2. How does reverse transcription differ from transcription?
3. The following are a number of terms associated with mRNA that you need to know: codon, nonsense codon, genetic code and start codon.
4. What 2 chemical features make a single strand of DNA different from a single strand of RNA?
5. Describe what roles the 3 types of RNA play in translation. What RNA would contain the anticodon? What is a polyribosome?
6. Eukaryotic mRNA are usually made containing both exons and introns. The introns are spliced out and the exons joined to make the mRNA which will be translated. What benefit does having mRNA that needs to be spliced give to the eukaryotic cell?
7. What is an operon?
8. Explain how the lac operon and repressor work together under conditions when lactose is present and when it is not present
9. Do all genotype changes result in a phenotype change?
10. Why are frameshift mutations usually more deleterious to a cell than a point mutation?
11. Which organism is considered wild type, the auxotroph or prototroph?
12. UV light causes pyrimidine dimer formation in DNA. What can microorganisms do to remove them?
13. The Ames Test is used to screen for potential mutagenic properties of substances/chemicals. How does it work?
14. Gene transfer refers to the movement of genetic information between organisms. Know the difference between lateral gene transfer and vertical gene transfer.
15. Bacteriophages are considered either virulent or temperate. Know the difference between both.
16. Know the difference between generalized transduction and specialized transduction and how virulent and temperate bacteriophages are involved in transduction.

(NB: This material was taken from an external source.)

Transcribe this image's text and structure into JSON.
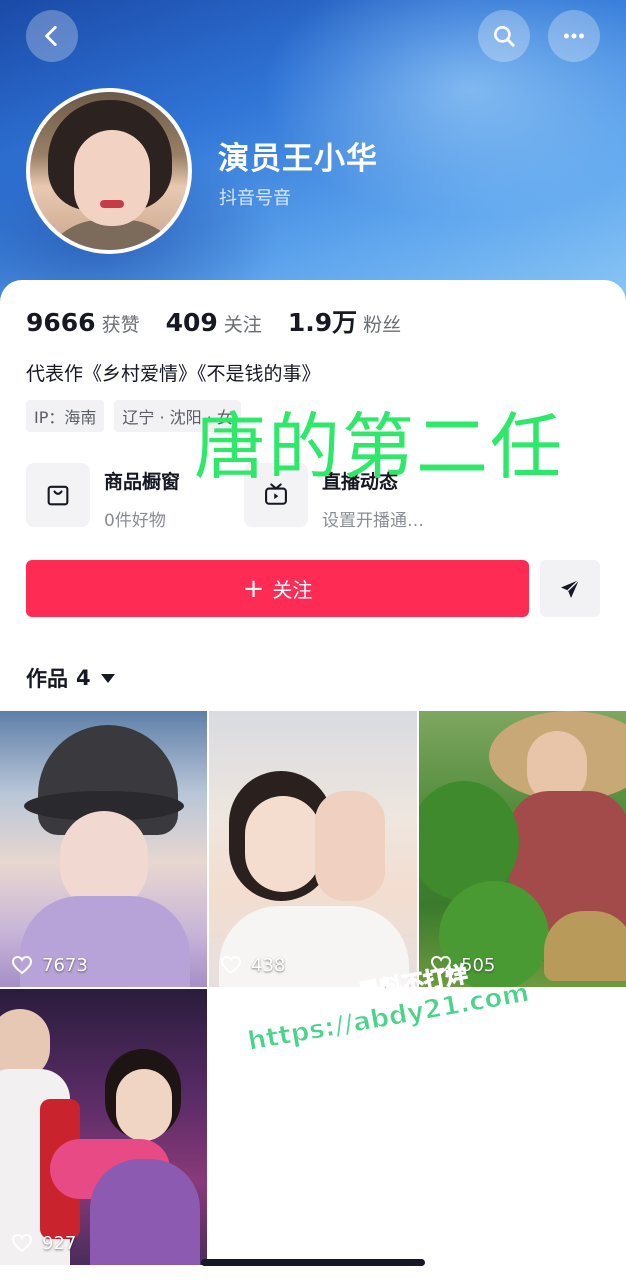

17. Conjugation requires cell to cell contact to transfer a F+ (Fertility plasmid) to a F- cell. How does a successful conjugation event convert a F- strain to a F+ strain?
18. How do Hfr and F' cells transfer their DNA to a F- strain?
19. Plasmids are circular, extra chromosomal, double stranded DNA molecules. Plasmids can provide new traits to an organism through the genes they carry in their DNA. What are some of the new traits that an organism may acquire from a plasmid?
20. Why can transposable elements cause mutations? How do they contribute to the spread of antibiotic resistance?
21. Through recombinant DNA technology, scientists have been able to get microorganisms to express useful human proteins that are presently used in health care. What are the 4 basic steps needed to bring a human fragment of DNA into a plasmid, which will be introduced into a recipient bacterium for ultimate expression of that human protein. Understand the importance of both the plasmid and restriction enzymes in this technique.
22. Know the 5 steps of viral replication for both animal viruses and bacteriophages.
23. What would a growth curve for a bacteriophage look like?
24. What are the two ways a enveloped virus can enter a human host cell?
25. How does replication of a DNA virus differ from a RNA virus?
26. Why does a (-) sense RNA virus need to bring an enzyme called transcriptase into a host cell but the (+) RNA virus does not need to?
27. Define Viral Latency.
28. Define Teratogenesis. What viruses are known to cross the placenta?
29. Many viruses are associated with human cancers. Integration of viral DNA into host DNA can cause expression of viral proteins (oncogenes) which results in unregulated growth of the host cells. RNA tumor viruses may even carry genetic information from a host cell that it previously infected. This genetic information (proto-oncogene) may become expressed in the new host cell and lead to uncontrolled growth. Know which viruses are associated with cancer such as Papillomavirus.